Freedom New Mexico: Tony Bullocks ENMU senior wide receiver Darian Dale is unable stay inbounds while trying to make this catch in the end zone against New Mexico Highlands University. Dale leads the team with 14 receptions.

By Dave Wagner: Freedom New Mexico

Eastern New Mexico University wide receiver Nicholas Hill is hardly discouraged by the Greyhounds’ 0-2 start.

They’ve seen a 28-0 halftime lead slip away in an overtime loss to New Mexico Highlands, then got behind early last week in a 41-28 Lone Star Conference setback at Incarnate Word.

“With the week of practice we’ve had, we just put it out of our heads,” said Hill, a wide receiver from San Diego and a transfer last year from Grossmont (Calif.) Junior College. “The guys have short memories.
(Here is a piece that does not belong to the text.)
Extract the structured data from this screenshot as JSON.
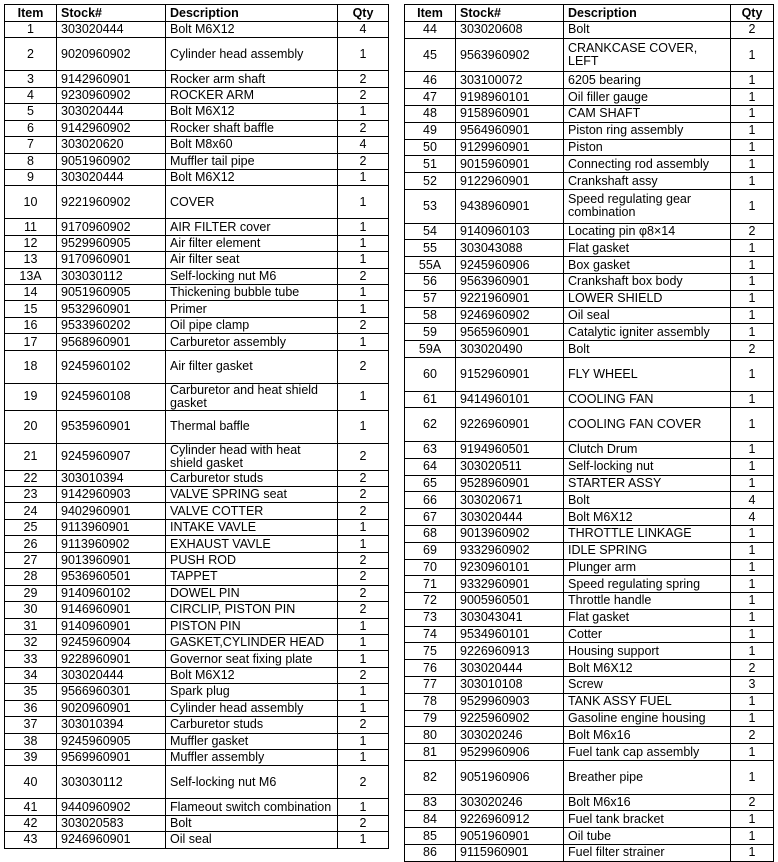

Sometimes you take losses, (but) it’s a matter of how you get up from it.”

ENMU hopes to get untracked today at Oklahoma Panhandle State, which lost its coach, Mike Wyatt, to a heart attack in December.

First-year coach Jon Lyles, a 1999 OPSU graduate, said the Aggies (0-2) have work to do after losing at Highlands 60-14 last week. Panhandle had a rare winning season last year, finishing 6-5.

“We’re definitely going to have to play our best game to win,” said Lyles, who last year coached for Amarillo in the Arena Football League. “They’re (Hounds) much better than their record shows.”

It’s been a challenge to build a program for Lyles, who previously has served as an assistant coach at OPSU and West Texas A&M. He was hired in February.

“We got in here late,” Lyles said. “Coach Wyatt had passed away, and we just tried to piece it together.”

ENMU coach Mark Ribaudo said the Aggies are also better than their record shows.

“It’s the best, most athletic Panhandle team I’ve seen in 20 years,” he said. “They’ve got some good running backs, and they’ve busted some long runs.”

The Hounds have struggled with turnovers (seven) in their first two games. Junior quarterback Wes Wood had three interceptions last week, all in scoring range, but Ribaudo said two came on tipped balls.

“We need to stop the run and be more consistent on offense,” he said. “The problems we’re having are fixable.

“We’ve got a lot of football left to play, and we’re going to get better.”

Hill, for one, agrees — even though what should be the meaty part of the schedule is down the road. The Hounds have a murderous stretch in midseason with four consecutive ranked teams — Abilene Christian, Northwest Missouri State, West Texas A&M and Midwestern State.

“That’s the good part,” Hill said. “You get to go and play against the best teams. Nobody has their head down.

“We left everything on the field (last week). It’s just that sometimes the ball goes the other way.”